My husband and his ex-wife divorced in December 1999. They ended up moving back in together in January 2000 and they continued to live together until May 2005. In May 2005, they drafted their own version of a “separation agreement” regarding the debt they had accumulated from 1996 -2005 (yes that is correct - they included the time period they were married.) The agreement only listed the debts, the amounts owed and who would take and pay for them. Nothing else. This “agreement”, of course, was not notarized or filed with any court. Our question is, is this “agreement” between them legal and binding? Can either party sue the other for “not complying” with the “terms” even though there aren’t any legal terms in the agreement? If so, is this a civil matter since they were not technically married or is it a family law matter? Thank you.

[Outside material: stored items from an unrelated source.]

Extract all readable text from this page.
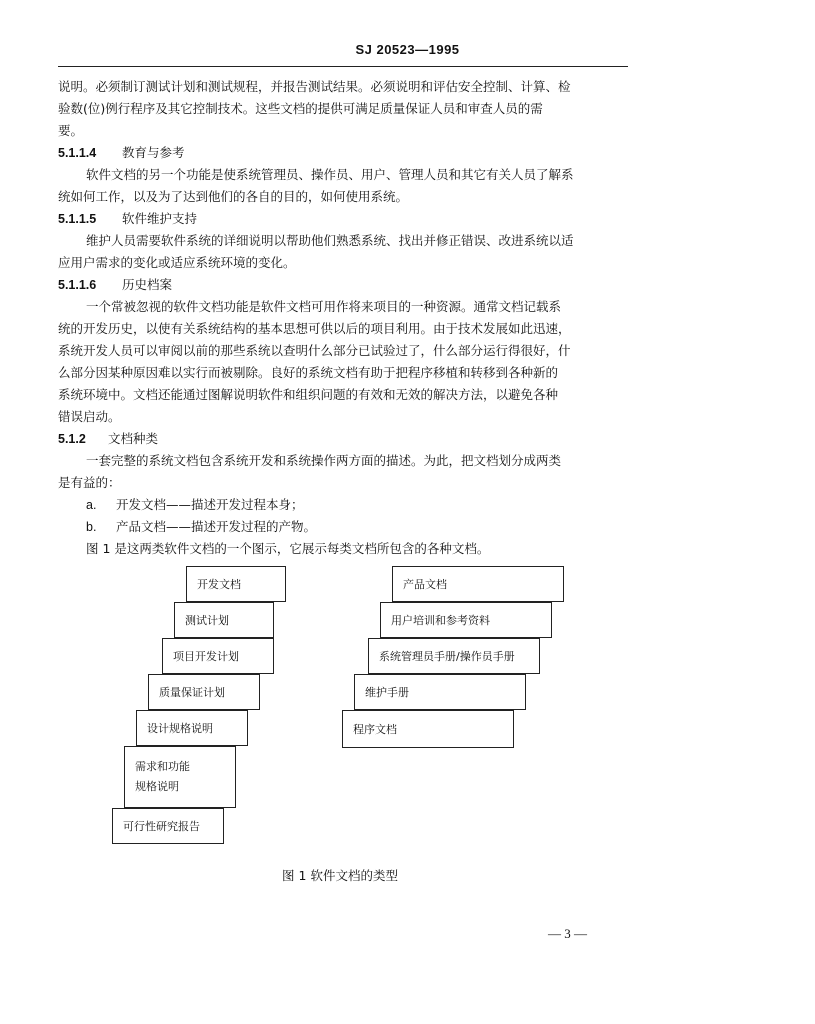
SJ 20523—1995
说明。必须制订测试计划和测试规程，并报告测试结果。必须说明和评估安全控制、计算、检
验数(位)例行程序及其它控制技术。这些文档的提供可满足质量保证人员和审查人员的需
要。
5.1.1.4 教育与参考
软件文档的另一个功能是使系统管理员、操作员、用户、管理人员和其它有关人员了解系
统如何工作，以及为了达到他们的各自的目的，如何使用系统。
5.1.1.5 软件维护支持
维护人员需要软件系统的详细说明以帮助他们熟悉系统、找出并修正错误、改进系统以适
应用户需求的变化或适应系统环境的变化。
5.1.1.6 历史档案
一个常被忽视的软件文档功能是软件文档可用作将来项目的一种资源。通常文档记载系
统的开发历史，以使有关系统结构的基本思想可供以后的项目利用。由于技术发展如此迅速，
系统开发人员可以审阅以前的那些系统以查明什么部分已试验过了，什么部分运行得很好，什
么部分因某种原因难以实行而被剔除。良好的系统文档有助于把程序移植和转移到各种新的
系统环境中。文档还能通过图解说明软件和组织问题的有效和无效的解决方法，以避免各种
错误启动。
5.1.2 文档种类
一套完整的系统文档包含系统开发和系统操作两方面的描述。为此，把文档划分成两类
是有益的：
a. 开发文档——描述开发过程本身；
b. 产品文档——描述开发过程的产物。
图 1 是这两类软件文档的一个图示，它展示每类文档所包含的各种文档。
开发文档
测试计划
项目开发计划
质量保证计划
设计规格说明
需求和功能
规格说明
可行性研究报告
产品文档
用户培训和参考资料
系统管理员手册/操作员手册
维护手册
程序文档
图 1 软件文档的类型
— 3 —
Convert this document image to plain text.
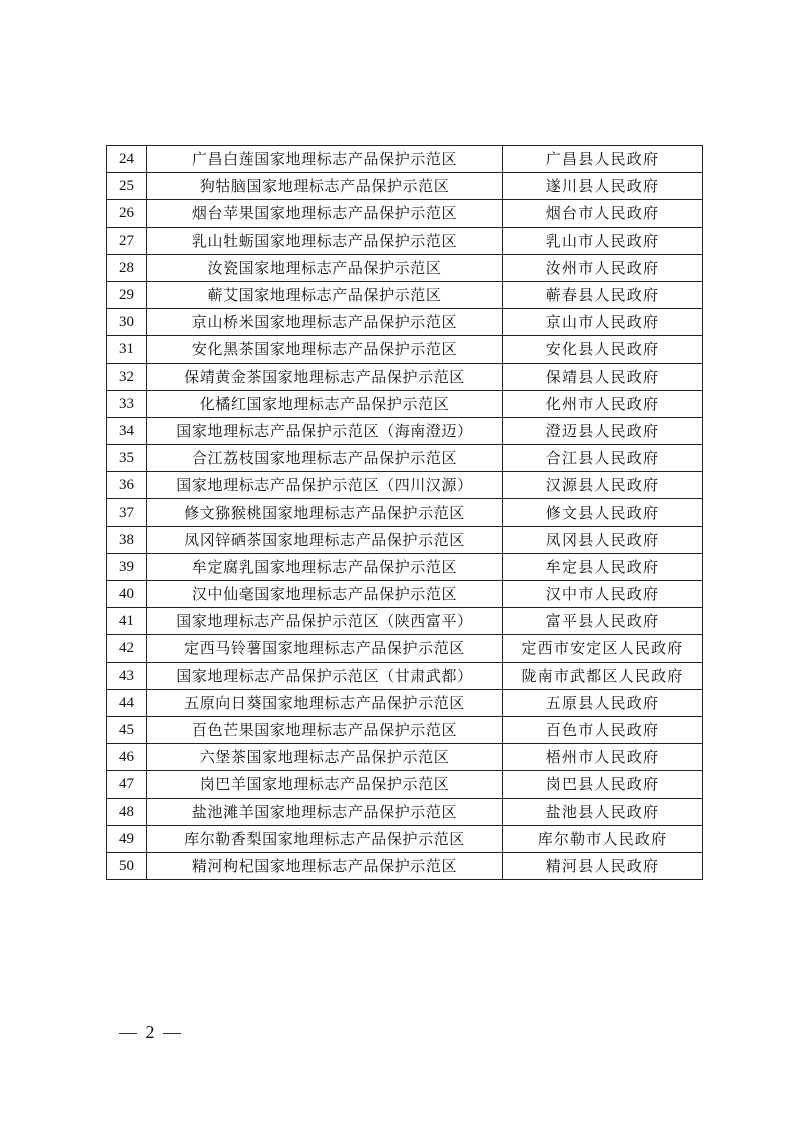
24	广昌白莲国家地理标志产品保护示范区	广昌县人民政府
25	狗牯脑国家地理标志产品保护示范区	遂川县人民政府
26	烟台苹果国家地理标志产品保护示范区	烟台市人民政府
27	乳山牡蛎国家地理标志产品保护示范区	乳山市人民政府
28	汝瓷国家地理标志产品保护示范区	汝州市人民政府
29	蕲艾国家地理标志产品保护示范区	蕲春县人民政府
30	京山桥米国家地理标志产品保护示范区	京山市人民政府
31	安化黑茶国家地理标志产品保护示范区	安化县人民政府
32	保靖黄金茶国家地理标志产品保护示范区	保靖县人民政府
33	化橘红国家地理标志产品保护示范区	化州市人民政府
34	国家地理标志产品保护示范区（海南澄迈）	澄迈县人民政府
35	合江荔枝国家地理标志产品保护示范区	合江县人民政府
36	国家地理标志产品保护示范区（四川汉源）	汉源县人民政府
37	修文猕猴桃国家地理标志产品保护示范区	修文县人民政府
38	凤冈锌硒茶国家地理标志产品保护示范区	凤冈县人民政府
39	牟定腐乳国家地理标志产品保护示范区	牟定县人民政府
40	汉中仙毫国家地理标志产品保护示范区	汉中市人民政府
41	国家地理标志产品保护示范区（陕西富平）	富平县人民政府
42	定西马铃薯国家地理标志产品保护示范区	定西市安定区人民政府
43	国家地理标志产品保护示范区（甘肃武都）	陇南市武都区人民政府
44	五原向日葵国家地理标志产品保护示范区	五原县人民政府
45	百色芒果国家地理标志产品保护示范区	百色市人民政府
46	六堡茶国家地理标志产品保护示范区	梧州市人民政府
47	岗巴羊国家地理标志产品保护示范区	岗巴县人民政府
48	盐池滩羊国家地理标志产品保护示范区	盐池县人民政府
49	库尔勒香梨国家地理标志产品保护示范区	库尔勒市人民政府
50	精河枸杞国家地理标志产品保护示范区	精河县人民政府
— 2 —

The separation agreement is not valid if it was not signed AND notarized. It would be considered like a promise of ‘word’.


The agreement is not a valid separation agreement as the parties were not married and were not contracting about martial property. It may be viewed by the courts as a regular contract which still legally binding and is a civil matter outside of family law.


Even if it’s not notarized??


Yes, contracts other than contracts between married persons need not be notarized. In this case the parties to the contract were not married.


That’s good to know. Thanks Erin.


If this is just a contract and in NC statute of limitations on contracts is three years (that time has passed) and there is no language in this agreement regarding specific performance, default remedies or the like, can his ex sue him for specific performance if this doesn’t exist in the agreement? This agreement only lists the debts they had amassed togther from 2000-2005, while living together unmarried, and has nothing else other than the date it was signed and their signatures. Oh, and she just sent him a copy of the agreement and it has his signature notarized but not hers. Is the agreement valid if both signatures aren’t notarized? I think by your responses below notarization is not even required so I don’t think it changes whether it is valid or not does it?

She is threatening this because she wants him to refinance the loan and his credit isn’t good enough right now. She wants her name off of the debt but the agreement between them doesn’t say anything about how long the parties have to “pay off” the debts, or how long they get to get them out of each other’s names, etc. Thank you.


The agreement is a valid contract, and if breached an action for breach can be pursued.
The statute of limitations runs from the time of discovery of breach, and not from the date of the contract itself. Since the parties to the contract were not married, their signatures need not be notarized.


What would constitute a breach if there are no specifics in the agreement other than who would take what debt. There is no time limit, no default provisions, no provision for specific performance, nothing.

They both agreed that they co-mingled their assets into multiple liabilities that totaled $150,000. They were unable to identify who was responsible for each liability. They agreed to divide the liabilities. (Directly from the agreement.)

That is the entire agreement (minus the list of the actual credit card names and account numbers.) Then they signed it.

They also included the $22,000 debt from their 1999 divorce decree in this agreement. She just recently went back to the court and lied and said that he never paid it and the Judge gave it to her again. The Judge wouldn’t even look at their 2005 “agreement”.

He shouldn’t have to pay twice for the same debt. What can be done?


The agreement is a contract which if breached creates an action for the same. The issue is whether the language in the agreement allows the court to determine the parties’ responsibilities and obligations. The judge could not look at the 2005 agreement as he or she was looking towards a division of the marital assets, to which the old agreement does not apply.


Ok, we are confused. There is no language in the agreement other than they both agree which person was taking the particular debt. So, even though they both agreed that the $22,000 from their 1999 divorce decree was now included in the new 2005 agreement they drafted themselves, the Judge didn’t look at the 2005 agreement because they were not married at the time and she decided that agreement doesn’t “modify” the decree even though the parties agreed that it did?

Also, his ex is now claiming she can sue him to force him to refinance the loan that is in both their names (but their 2005 agreement doesn’t say that he has to refinance and get it out of her name) and there is nothing in the agreement that says he has to pay it off in a certain amount of time. It only says that he will “assume” the debt, that’s it.

Does she have any grounds to bring a suit for these issues? What if he stops paying this debt, does she have grounds to bring an action then? She is also claiming her lawyer is bringing these issues to the family law judge but the family law judge wouldn’t look at it the first time around, what would make her look at it again? We are very confused.


I really would need to sit down and take a look at the judges decree and the previous agreement to fully answer your questions. It is easy to confuse the issues with so many documents floating around.

As for the language regarding the assumption of the loan, I would agree that unless language which specifies that the loan must be refinanced and or/ the ex’s name removed, that that loan can remain as is so long as it is timely paid.